Moving an Exciting New TB Diagnostic From Policy to Practice
On December 8, 2010 the World Health Organization (WHO) endorsed the use of the new Xpert® MTB/RIF test as the initial test offered to people suspected of having HIV-associated TB or multidrug-resistant (MDR) TB. The test, developed by Cepheid Inc., Foundation for Innovative and New Diagnostics (FIND), and University of Dentistry and Medicine New Jersey (UNDMJ), is highly accurate and can diagnose TB and MDR-TB in two hours. It represents a major advance over microscopy, which has been the primary method of diagnosing TB for the last 125 years. In 2010, by using microscopy, the world was only able to detect 63% of TB cases. The rate of MDR-TB case detection was far worse: an abysmally low 12%.1 The WHO has also recommended that the Xpert MTB/RIF might be used as a follow up test to microscopy where TB/HIV and MDR-TB are less prevalent. Through these bold recommendations, the WHO has initiated a change in TB diagnostics that -- if fully implemented -- can address some of the major challenges in the care of TB, which is the leading cause of death among people with HIV globally.
The Xpert MTB/RIF is a fully automated nucleic acid amplification test that can accurately identify 92% of patients with TB while the commonly used sputum smear microscopy test routinely misses nearly 50% of TB cases. The Xpert MTB/RIF is also able to identify 72.5% of those TB cases that the smear test is unable to diagnose because there are too few bacteria in the sputum sample, a condition called smear-negative TB, which is more common in people with HIV. To detect smear-negative TB, the TB has be grown or cultured over four weeks in a laboratory equipped with special safety equipment and skilled staff, making culture relatively inaccessible and time consuming. Besides the advantage of accuracy and speed over currently available smear and culture tests, the Xpert MTB/RIF also detects 98% of rifampicin resistant TB cases within 2 hours.2 In addition, because it is fully automated and does not need a special laboratory equipped with protective gear or highly trained staff, this test can potentially be used in district level health centers, bringing it closer to where patients access services.
Despite the significant improvements the test offers over current TB diagnostics, the path to the scale up of Xpert MTB/RIF still faces challenges. The biggest barriers to the roll out of the test are cost, its need for uninterrupted power supply and annual calibration to ensure its accuracy. FIND has negotiated a price that is 70% lower than the commercial price for the public sector in low- and middle-income countries, but the machine and accompanying test cartridge are still expensive at $17,000 and nearly $17, respectively. Although modeling studies suggest the test is cost-effective at these prices, there is need to continue advocacy to further drive down the cost and ensure that funds are available to support its roll out. FIND and Cepheid are developing methods of training laboratory staff to enable them to do the annual calibration, thereby keeping these auxiliary expenses low. The need for uninterrupted power cannot be circumvented, and this will place some limits on where the test can be used.
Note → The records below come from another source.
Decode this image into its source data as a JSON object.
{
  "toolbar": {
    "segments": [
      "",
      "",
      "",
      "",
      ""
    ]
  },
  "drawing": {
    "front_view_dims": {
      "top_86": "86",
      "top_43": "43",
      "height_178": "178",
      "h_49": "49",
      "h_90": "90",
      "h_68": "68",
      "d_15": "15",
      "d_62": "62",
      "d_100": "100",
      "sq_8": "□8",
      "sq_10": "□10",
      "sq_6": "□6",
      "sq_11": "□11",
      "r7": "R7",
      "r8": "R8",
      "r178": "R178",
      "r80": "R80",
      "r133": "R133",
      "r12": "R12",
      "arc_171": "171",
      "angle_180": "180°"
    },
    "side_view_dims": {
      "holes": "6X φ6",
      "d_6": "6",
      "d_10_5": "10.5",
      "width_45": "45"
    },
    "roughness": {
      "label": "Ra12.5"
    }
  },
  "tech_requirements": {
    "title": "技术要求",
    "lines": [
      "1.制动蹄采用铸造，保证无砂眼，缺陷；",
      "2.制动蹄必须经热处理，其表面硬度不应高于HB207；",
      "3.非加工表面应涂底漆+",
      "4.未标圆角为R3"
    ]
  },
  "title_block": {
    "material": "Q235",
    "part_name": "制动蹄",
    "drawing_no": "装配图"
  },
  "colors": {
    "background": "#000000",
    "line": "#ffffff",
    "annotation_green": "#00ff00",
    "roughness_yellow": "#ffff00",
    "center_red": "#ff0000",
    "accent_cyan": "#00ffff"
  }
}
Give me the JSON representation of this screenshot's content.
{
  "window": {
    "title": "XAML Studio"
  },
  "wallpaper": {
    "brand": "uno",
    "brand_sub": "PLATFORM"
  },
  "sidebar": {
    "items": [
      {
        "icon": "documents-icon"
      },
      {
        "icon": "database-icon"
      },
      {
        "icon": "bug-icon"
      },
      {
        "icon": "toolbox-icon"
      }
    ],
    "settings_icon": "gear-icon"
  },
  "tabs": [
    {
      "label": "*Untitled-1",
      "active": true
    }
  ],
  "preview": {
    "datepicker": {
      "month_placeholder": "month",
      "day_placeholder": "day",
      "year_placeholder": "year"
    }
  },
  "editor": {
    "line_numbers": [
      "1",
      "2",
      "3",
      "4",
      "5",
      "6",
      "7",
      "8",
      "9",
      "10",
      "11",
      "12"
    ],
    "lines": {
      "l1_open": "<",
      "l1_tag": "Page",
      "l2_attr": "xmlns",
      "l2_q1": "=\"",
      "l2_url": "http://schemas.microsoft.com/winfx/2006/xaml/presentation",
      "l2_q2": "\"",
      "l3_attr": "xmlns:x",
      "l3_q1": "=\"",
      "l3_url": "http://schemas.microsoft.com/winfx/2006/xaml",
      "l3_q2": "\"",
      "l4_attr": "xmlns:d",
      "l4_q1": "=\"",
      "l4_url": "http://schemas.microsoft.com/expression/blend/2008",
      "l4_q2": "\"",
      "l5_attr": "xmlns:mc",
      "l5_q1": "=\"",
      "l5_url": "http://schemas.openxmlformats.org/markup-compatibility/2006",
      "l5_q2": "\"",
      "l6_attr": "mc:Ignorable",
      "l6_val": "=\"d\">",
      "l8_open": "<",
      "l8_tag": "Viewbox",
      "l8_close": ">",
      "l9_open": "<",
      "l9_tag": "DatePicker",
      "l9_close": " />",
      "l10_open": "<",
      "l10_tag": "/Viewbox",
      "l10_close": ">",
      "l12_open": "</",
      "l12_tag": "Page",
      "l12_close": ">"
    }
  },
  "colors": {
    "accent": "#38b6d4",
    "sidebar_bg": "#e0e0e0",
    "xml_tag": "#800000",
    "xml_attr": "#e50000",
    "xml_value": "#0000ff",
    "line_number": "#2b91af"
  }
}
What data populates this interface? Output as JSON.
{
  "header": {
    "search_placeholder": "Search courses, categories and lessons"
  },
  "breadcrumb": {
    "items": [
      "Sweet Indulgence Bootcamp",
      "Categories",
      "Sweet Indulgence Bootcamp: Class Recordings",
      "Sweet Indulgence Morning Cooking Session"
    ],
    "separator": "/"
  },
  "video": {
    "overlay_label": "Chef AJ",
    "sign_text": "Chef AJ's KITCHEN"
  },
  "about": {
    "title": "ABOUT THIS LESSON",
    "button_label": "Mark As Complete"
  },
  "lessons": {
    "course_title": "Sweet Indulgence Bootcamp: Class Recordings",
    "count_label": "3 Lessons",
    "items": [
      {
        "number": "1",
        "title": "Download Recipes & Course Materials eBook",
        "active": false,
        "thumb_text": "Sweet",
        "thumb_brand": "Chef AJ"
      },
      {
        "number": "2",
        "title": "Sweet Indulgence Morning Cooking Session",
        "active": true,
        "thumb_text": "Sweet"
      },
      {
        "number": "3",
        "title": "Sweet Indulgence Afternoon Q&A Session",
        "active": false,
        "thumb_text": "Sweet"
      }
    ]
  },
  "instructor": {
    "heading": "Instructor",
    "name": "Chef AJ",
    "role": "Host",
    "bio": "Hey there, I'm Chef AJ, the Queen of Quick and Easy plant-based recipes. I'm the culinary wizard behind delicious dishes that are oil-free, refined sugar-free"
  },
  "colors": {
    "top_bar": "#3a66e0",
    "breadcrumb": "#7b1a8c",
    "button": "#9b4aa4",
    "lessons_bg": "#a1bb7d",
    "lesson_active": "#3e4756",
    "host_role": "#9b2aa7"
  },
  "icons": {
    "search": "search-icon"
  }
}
These limitations not withstanding, if rolled out as widely as possible the test can significantly increase TB case detection rates (especially smear-negative and MDR-TB) and thereby pave the way to greatly reducing death and disease. For this reason the test has generated a lot of excitement in the public health community. The momentum it has generated can be judged by the reaction of the WHO, which moved Xpert MTB/RIF with uncharacteristic efficiency through its approval process (from examining data at its expert committee to recommending the use of the test within three months). In response to the WHO announcement, for the first time in history the three leading US government agencies that contribute to global TB control -- U.S. President's Emergency Plan for AIDS Relief (PEPFAR), U.S. Agency for International Development, and U.S. Department of Health and Human Services -- put out a joint statement in support of the urgent need to make the test available. TAG also contributed by pushing for bold recommendations at the WHO expert committee meetings and global consultations, putting out our own press release, and holding a conference call with the test developers along with other advocates -- all aimed at reducing the test cost and facilitating access to Xpert MTB/RIF for those most at risk of disease or death due to TB.
In addition to these developments at the global level, there has been swift uptake at the national level as well. By March 2011, 17 countries had placed firm orders for the test and India and South Africa, among others, have ambitious plans for making it widely available. There remains a need for the WHO's Global Laboratory Initiative, FIND, and Cepheid to work with national partners implementing Xpert MTB/RIF to ensure that funds are used efficiently and minimize overlap of efforts. Part of this coordination should include gathering evidence to show the impact the test, not just on diagnosis but on treatment outcomes as well. It will be important to find out how far the test can be decentralized in order to make it as accessible to TB patients as possible. All this evidence will strengthen advocacy to expedite global access -- advocacy that in turn will lead to price reductions as the volume of the tests being used increases. Only through such coordinated efforts and continued advocacy can we ensure that Xpert MTB/RIF will lead to the ultimate goal of increasing access to appropriate TB care, ultimately preventing illness and saving lives.